延伸ルートは、横浜市営地下鉄が川崎市に伸びる話題もあります。横浜、川崎の両市は、延伸に関して相互に連携・協力していくことを柱とする覚書を交わしています。

整備効果では、新百合ヶ丘~あざみ野間が約10分(現在は路線バスで約30分)、新百合ヶ丘―新横浜間が約27分(同じくJR横浜線経由で約35分)に短縮されます。開業は2030年目標。横浜東部方面線や地下鉄ブルーライン延伸線は、人口減少に向かう首都圏では数少ない鉄道の建設計画です。

品川駅利用客は増加、横浜駅利用客は減少

ラストは2022冬公共交通フォーラムで講師を務めた、京急鉄道本部建設部の竹内明男担当部長の発表を要約します。

タイトルは「コロナ禍による影響の現状と感染防止対応、今後に向けた取り組み」。京急沿線は、人口の東京都心回帰の影響を受けます。2016~2020年の5年間では「横浜市金沢区の人口20万人割れ」、「横須賀市の人口40万人割れ」といったトピックスがありました。

京急は東京(品川)、川崎、横浜、横須賀の4都市をつなぎます。横浜市はビジネス都市という性格も持ちますが、やはり人口は東京都心に集中。1991~2019年の29年間の京急の駅別利用客数の変化をみると、横浜駅が3万人減ったのに対し、品川駅は6万人増えています。とはいえ2019年度駅別利用客数は、横浜32万人、品川28万人で、横浜が4万人上回ります。

ダイヤ適正化や駅のリモート化でコロナ禍に対応

そんな京急にも、コロナ禍は容赦なく襲いかかります。2020年度の輸送人員は3億3400万人で前年度比1億4800万人減(31%減)、旅客収入は519億円で285億円減(35%減)でした。

リモートワークの普及で今後も輸送需要の回復には厳しいものがありますが、京急は多くの首都圏鉄道と同じく終電の繰り上げをはじめとするダイヤの適正化とともに、駅のリモート化(遠隔サービス化)で人件費を削減。
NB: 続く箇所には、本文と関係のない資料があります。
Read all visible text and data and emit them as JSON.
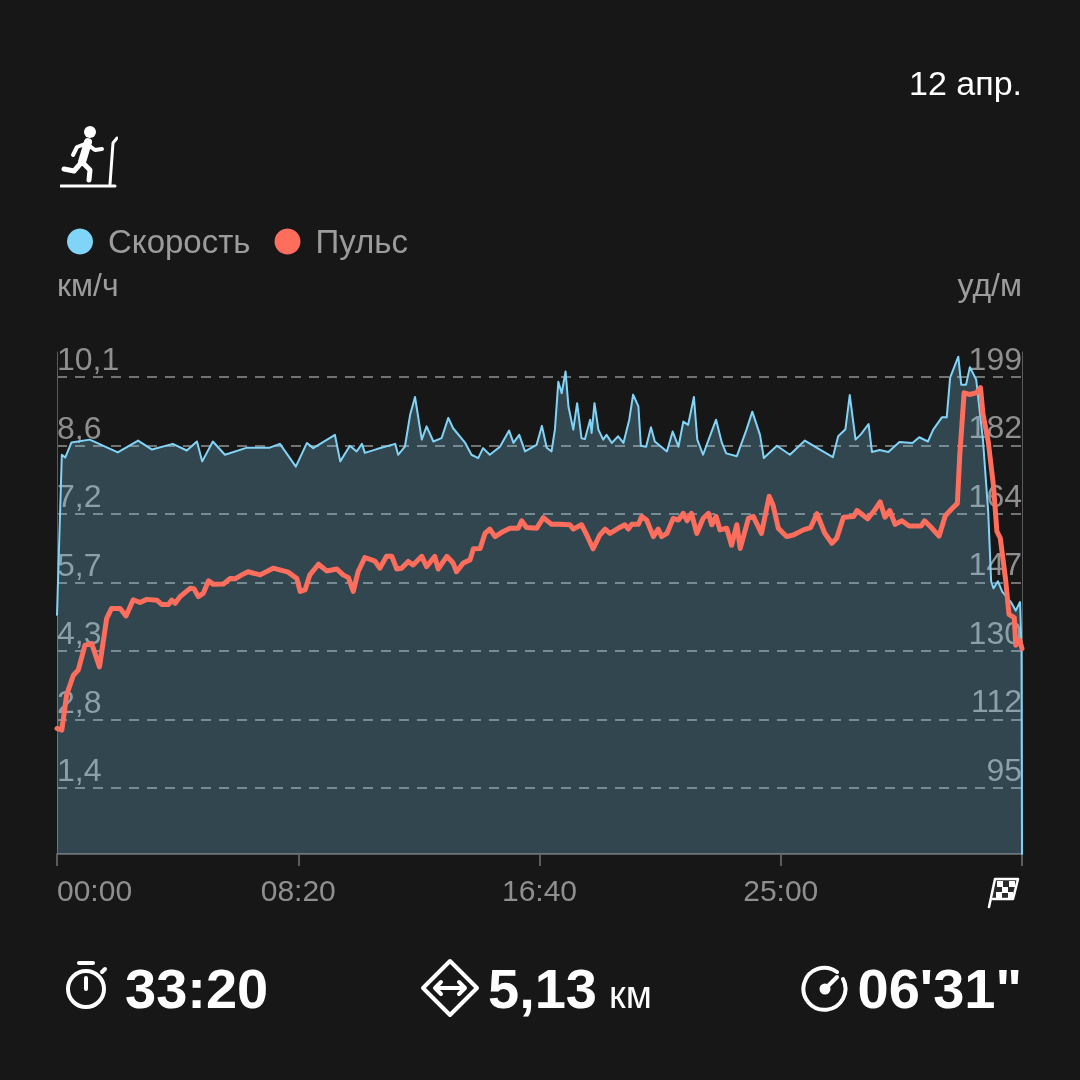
{
  "chart_data": {
    "type": "line",
    "annotations": [
      "12 апр.",
      "33:20",
      "5,13 км",
      "06'31\""
    ],
    "ylabel": "км/ч",
    "y2label": "уд/м",
    "xlim": [
      0,
      2000
    ],
    "xticks": [
      {
        "value": 0,
        "label": "00:00"
      },
      {
        "value": 500,
        "label": "08:20"
      },
      {
        "value": 1000,
        "label": "16:40"
      },
      {
        "value": 1500,
        "label": "25:00"
      },
      {
        "value": 2000,
        "label": null
      }
    ],
    "ylim": [
      0,
      10.6
    ],
    "yticks": [
      {
        "value": 1.4,
        "label": "1,4"
      },
      {
        "value": 2.84,
        "label": "2,8"
      },
      {
        "value": 4.29,
        "label": "4,3"
      },
      {
        "value": 5.73,
        "label": "5,7"
      },
      {
        "value": 7.18,
        "label": "7,2"
      },
      {
        "value": 8.62,
        "label": "8,6"
      },
      {
        "value": 10.07,
        "label": "10,1"
      }
    ],
    "y2lim": [
      78.21,
      205.35
    ],
    "y2ticks": [
      95,
      {
        "value": 112.33,
        "label": "112"
      },
      {
        "value": 129.67,
        "label": "130"
      },
      147,
      {
        "value": 164.33,
        "label": "164"
      },
      {
        "value": 181.67,
        "label": "182"
      },
      199
    ],
    "grid": "y",
    "legend": "top left",
    "marker": "none",
    "series": [
      {
        "name": "Скорость",
        "type": "area",
        "color": "#80d4f8",
        "x": [
          0,
          10,
          17,
          30,
          68,
          126,
          168,
          197,
          240,
          269,
          290,
          301,
          323,
          348,
          394,
          441,
          462,
          495,
          518,
          531,
          576,
          587,
          607,
          621,
          632,
          638,
          663,
          701,
          707,
          721,
          732,
          742,
          756,
          766,
          780,
          797,
          811,
          821,
          846,
          859,
          873,
          883,
          897,
          918,
          937,
          946,
          958,
          970,
          994,
          1005,
          1015,
          1025,
          1032,
          1039,
          1046,
          1054,
          1060,
          1070,
          1078,
          1087,
          1094,
          1105,
          1108,
          1114,
          1122,
          1132,
          1139,
          1150,
          1163,
          1174,
          1186,
          1194,
          1205,
          1210,
          1221,
          1231,
          1239,
          1264,
          1276,
          1288,
          1298,
          1308,
          1320,
          1327,
          1339,
          1353,
          1366,
          1378,
          1387,
          1409,
          1429,
          1441,
          1457,
          1465,
          1492,
          1519,
          1550,
          1576,
          1608,
          1619,
          1634,
          1643,
          1655,
          1666,
          1682,
          1689,
          1705,
          1723,
          1746,
          1773,
          1787,
          1805,
          1816,
          1834,
          1844,
          1851,
          1868,
          1874,
          1884,
          1892,
          1905,
          1919,
          1930,
          1936,
          1941,
          1950,
          1959,
          1977,
          1987,
          1996,
          1999,
          2000
        ],
        "values": [
          5.05,
          8.43,
          8.37,
          8.69,
          8.75,
          8.48,
          8.73,
          8.54,
          8.66,
          8.52,
          8.71,
          8.29,
          8.71,
          8.43,
          8.58,
          8.58,
          8.66,
          8.18,
          8.68,
          8.57,
          8.85,
          8.29,
          8.62,
          8.5,
          8.66,
          8.47,
          8.55,
          8.66,
          8.43,
          8.6,
          9.28,
          9.65,
          8.75,
          9.03,
          8.71,
          8.78,
          9.21,
          8.99,
          8.68,
          8.43,
          8.36,
          8.57,
          8.43,
          8.6,
          8.94,
          8.68,
          8.85,
          8.5,
          8.64,
          9.04,
          8.58,
          8.5,
          8.97,
          9.97,
          9.73,
          10.19,
          9.45,
          8.96,
          9.52,
          8.78,
          8.76,
          9.17,
          8.89,
          9.52,
          8.96,
          8.75,
          8.85,
          8.68,
          8.82,
          8.68,
          9.17,
          9.7,
          9.45,
          8.62,
          8.6,
          9.01,
          8.71,
          8.5,
          8.92,
          8.6,
          9.13,
          9.06,
          9.65,
          8.75,
          8.43,
          8.82,
          9.17,
          8.68,
          8.46,
          8.4,
          8.96,
          9.34,
          8.85,
          8.36,
          8.62,
          8.43,
          8.73,
          8.57,
          8.38,
          8.82,
          8.97,
          9.69,
          8.75,
          8.86,
          9.08,
          8.49,
          8.53,
          8.49,
          8.7,
          8.68,
          8.8,
          8.71,
          8.96,
          9.22,
          9.22,
          10.06,
          10.5,
          9.91,
          9.91,
          10.28,
          10.02,
          8.75,
          7.22,
          5.76,
          5.61,
          5.76,
          5.54,
          5.32,
          5.14,
          5.32,
          4.31,
          0
        ]
      },
      {
        "name": "Пульс",
        "color": "#ff6d5c",
        "axis": "y2",
        "x": [
          0,
          10,
          20,
          34,
          44,
          58,
          72,
          88,
          103,
          113,
          131,
          143,
          158,
          172,
          186,
          207,
          217,
          231,
          238,
          245,
          255,
          276,
          284,
          293,
          303,
          314,
          324,
          345,
          359,
          369,
          383,
          396,
          421,
          448,
          479,
          497,
          504,
          514,
          524,
          542,
          559,
          580,
          593,
          604,
          614,
          624,
          638,
          659,
          669,
          683,
          694,
          704,
          714,
          728,
          738,
          756,
          766,
          783,
          790,
          808,
          821,
          828,
          842,
          856,
          863,
          877,
          887,
          897,
          908,
          925,
          939,
          956,
          963,
          973,
          994,
          1008,
          1025,
          1042,
          1063,
          1070,
          1087,
          1098,
          1111,
          1125,
          1136,
          1146,
          1163,
          1177,
          1184,
          1191,
          1205,
          1212,
          1222,
          1236,
          1246,
          1253,
          1264,
          1277,
          1288,
          1298,
          1306,
          1315,
          1326,
          1339,
          1350,
          1357,
          1366,
          1374,
          1388,
          1398,
          1409,
          1416,
          1433,
          1443,
          1460,
          1476,
          1484,
          1495,
          1512,
          1526,
          1547,
          1562,
          1575,
          1591,
          1606,
          1616,
          1630,
          1651,
          1658,
          1680,
          1694,
          1706,
          1716,
          1726,
          1737,
          1751,
          1766,
          1791,
          1798,
          1812,
          1828,
          1841,
          1855,
          1866,
          1871,
          1880,
          1891,
          1905,
          1914,
          1919,
          1930,
          1941,
          1948,
          1955,
          1966,
          1973,
          1984,
          1987,
          1995,
          2000
        ],
        "values": [
          110.0,
          109.6,
          118.5,
          123.5,
          124.8,
          131.1,
          131.5,
          125.6,
          137.9,
          140.4,
          140.4,
          138.5,
          142.6,
          141.9,
          142.7,
          142.5,
          141.4,
          141.4,
          142.5,
          141.7,
          143.4,
          145.5,
          145.4,
          143.4,
          144.2,
          147.4,
          146.5,
          146.6,
          148.0,
          147.9,
          148.9,
          149.7,
          148.9,
          150.6,
          149.6,
          148.0,
          144.7,
          145.1,
          148.9,
          151.6,
          149.9,
          150.4,
          148.9,
          148.2,
          144.7,
          149.7,
          153.3,
          152.4,
          150.6,
          153.6,
          153.6,
          150.4,
          150.6,
          152.3,
          151.4,
          153.6,
          151.0,
          153.6,
          150.4,
          153.6,
          151.9,
          149.7,
          151.9,
          152.7,
          155.5,
          155.6,
          159.4,
          160.5,
          158.6,
          159.9,
          160.7,
          160.7,
          162.6,
          160.9,
          160.7,
          163.4,
          161.7,
          161.7,
          161.6,
          160.5,
          161.6,
          159.0,
          155.5,
          159.0,
          160.5,
          159.4,
          160.7,
          161.6,
          160.5,
          161.7,
          161.7,
          163.7,
          162.8,
          158.6,
          160.5,
          158.6,
          159.4,
          163.2,
          162.8,
          164.5,
          162.6,
          164.5,
          159.4,
          163.2,
          164.5,
          161.6,
          163.7,
          160.3,
          160.7,
          156.4,
          161.6,
          155.6,
          163.2,
          163.7,
          159.4,
          168.8,
          166.6,
          160.7,
          158.6,
          159.0,
          160.3,
          160.9,
          164.4,
          159.5,
          156.9,
          158.2,
          163.5,
          163.7,
          165.2,
          163.1,
          165.2,
          167.4,
          163.5,
          165.2,
          161.7,
          162.6,
          161.3,
          161.3,
          162.6,
          160.9,
          158.7,
          163.9,
          165.7,
          167.0,
          179.2,
          195.0,
          194.6,
          195.0,
          196.3,
          189.7,
          182.7,
          171.3,
          159.9,
          158.2,
          147.7,
          138.9,
          138.1,
          131.1,
          132.4,
          130.2
        ]
      }
    ]
  }
}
工事先送りなどで、償却費も抑制します。

モニターホン(写真右端の青いボックス)で利用客とのコミュニケーションを確保した上で無人化された京急の駅リモート化=イメージ=(写真は2022冬公共交通フォーラムでの竹内京急担当部長の発表資料から)

1872年に日本初の鉄道が開通した横浜は、2022年が鉄道150周年の節目。これからもフレッシュな話題を発信し続けてほしいと思いながら本コラムを終えます。